Channels 3 and 5 are to have their licences renewed for another 10 years, Culture Secretary Maria Miller announced today, subject to negotiations which include the levels of public service broadcasting.
The decision will give both Channel 3 and 5 the security required to plan and deliver public service programming and the confidence to invest in programming. The decision offers significant value to the creative industries as Channels 3 and 5 invest around £800 million a year in original content.
Following the decision by the Culture Secretary, Ofcom will be asked to start discussions with the licence holders on the cost and terms of the renewals. The Channel 3 licences are held by ITV in England, Wales and The Channel Islands, STV in Scotland and UTV in Northern Ireland while the Channel 5 licence is held by Northern & Shell.
Culture Secretary Maria Miller said:
Renewing the licences for Channel 3 and 5 will enable us to secure a strong and diverse future for public service broadcasting.
And in these tough economic times, my decision will give the current licence holders - multi million pound organisations - the security they need to grow and invest.
I intend for the licence renewals to deliver a good deal for viewers and the UK economy and also create certainty in the market during these difficult economic times.
The UK is in a global race, and the TV programmes produced for 3 and 5 are exported around the world. Renewing the licences will ensure the holders can continue to invest in original UK content.

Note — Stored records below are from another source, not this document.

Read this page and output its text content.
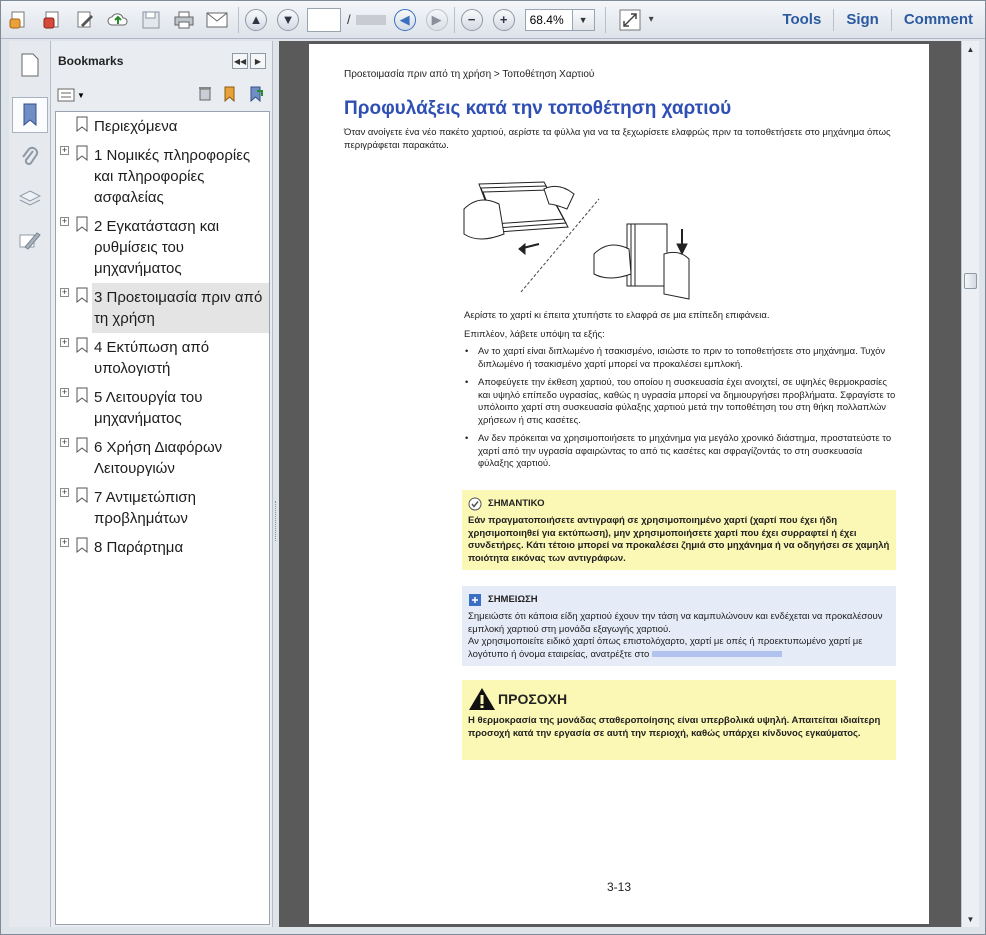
▲ ▼	/	◀ ▶ − +	68.4%	▼	▾	Tools	Sign	Comment
Bookmarks	◀◀ ▶
▼
Περιεχόμενα
+ 1 Νομικές πληροφορίες και πληροφορίες ασφαλείας
+ 2 Εγκατάσταση και ρυθμίσεις του μηχανήματος
+ 3 Προετοιμασία πριν από τη χρήση
+ 4 Εκτύπωση από υπολογιστή
+ 5 Λειτουργία του μηχανήματος
+ 6 Χρήση Διαφόρων Λειτουργιών
+ 7 Αντιμετώπιση προβλημάτων
+ 8 Παράρτημα
Προετοιμασία πριν από τη χρήση > Τοποθέτηση Χαρτιού
Προφυλάξεις κατά την τοποθέτηση χαρτιού
Όταν ανοίγετε ένα νέο πακέτο χαρτιού, αερίστε τα φύλλα για να τα ξεχωρίσετε ελαφρώς πριν τα τοποθετήσετε στο μηχάνημα όπως περιγράφεται παρακάτω.
Αερίστε το χαρτί κι έπειτα χτυπήστε το ελαφρά σε μια επίπεδη επιφάνεια.
Επιπλέον, λάβετε υπόψη τα εξής:
• Αν το χαρτί είναι διπλωμένο ή τσακισμένο, ισιώστε το πριν το τοποθετήσετε στο μηχάνημα. Τυχόν διπλωμένο ή τσακισμένο χαρτί μπορεί να προκαλέσει εμπλοκή.
• Αποφεύγετε την έκθεση χαρτιού, του οποίου η συσκευασία έχει ανοιχτεί, σε υψηλές θερμοκρασίες και υψηλό επίπεδο υγρασίας, καθώς η υγρασία μπορεί να δημιουργήσει προβλήματα. Σφραγίστε το υπόλοιπο χαρτί στη συσκευασία φύλαξης χαρτιού μετά την τοποθέτηση του στη θήκη πολλαπλών χρήσεων ή στις κασέτες.
• Αν δεν πρόκειται να χρησιμοποιήσετε το μηχάνημα για μεγάλο χρονικό διάστημα, προστατεύστε το χαρτί από την υγρασία αφαιρώντας το από τις κασέτες και σφραγίζοντάς το στη συσκευασία φύλαξης χαρτιού.
ΣΗΜΑΝΤΙΚΟ
Εάν πραγματοποιήσετε αντιγραφή σε χρησιμοποιημένο χαρτί (χαρτί που έχει ήδη χρησιμοποιηθεί για εκτύπωση), μην χρησιμοποιήσετε χαρτί που έχει συρραφτεί ή έχει συνδετήρες. Κάτι τέτοιο μπορεί να προκαλέσει ζημιά στο μηχάνημα ή να οδηγήσει σε χαμηλή ποιότητα εικόνας των αντιγράφων.
ΣΗΜΕΙΩΣΗ
Σημειώστε ότι κάποια είδη χαρτιού έχουν την τάση να καμπυλώνουν και ενδέχεται να προκαλέσουν εμπλοκή χαρτιού στη μονάδα εξαγωγής χαρτιού.
Αν χρησιμοποιείτε ειδικό χαρτί όπως επιστολόχαρτο, χαρτί με οπές ή προεκτυπωμένο χαρτί με λογότυπο ή όνομα εταιρείας, ανατρέξτε στο
ΠΡΟΣΟΧΗ
Η θερμοκρασία της μονάδας σταθεροποίησης είναι υπερβολικά υψηλή. Απαιτείται ιδιαίτερη προσοχή κατά την εργασία σε αυτή την περιοχή, καθώς υπάρχει κίνδυνος εγκαύματος.
3-13
▲
▼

After considering advice from Ofcom, the Culture Secretary has decided the licences should be renewed for the full 10 years. She has written to the regulator asking it to negotiate the licences, and highlighted the issues she wants looked at as part of that process. Those issues are:
- The need to work with the licence holders to maintain, or even increase, the current level of public service requirements, such as the amount of news or original content.
- Under proposals advanced by ITV, viewers in the south of Scotland would not receive the same level of programming about Scotland as those in the northern and central parts of the country. The Culture Secretary said she wanted to see a way forward that addressed the concerns of viewers in the Border region.
At the Culture Secretary’s request, Northern & Shell has made a commitment for the first time about investing in programmes for children on Channel 5. The channel has said it will broadcast at least 600 hours of UK-originated children’s programmes a year and this would comprise at least half of children’s programmes on the channel.
She also agreed that Ofcom should progress the potential separation of the Wales and West Channel 3 licence region.
The licences for Channel 3 and 5 expire on 31 December 2014 and Ofcom are expected to agree and complete the negotiations by then. However, Mrs Miller is prepared to extend the licences by a year if the necessary negotiations are not completed in time.
Notes to Editors
The Secretary of State can instruct Ofcom to renew the licences for a full 10 years, extend for a limited period or auction the licences. Ofcom are required to produce a report to the Secretary of State under section 229 of the Communications Act 2003. In the report, Ofcom give their opinion on whether the existing licence holders will be able to contribute, at a commercially sustainable cost, to the fulfilment of the public service broadcasting purposes in the 10 years from 2015.
The letter from the Culture Secretary to Ofcom detailing her decision is available from the DCMS website.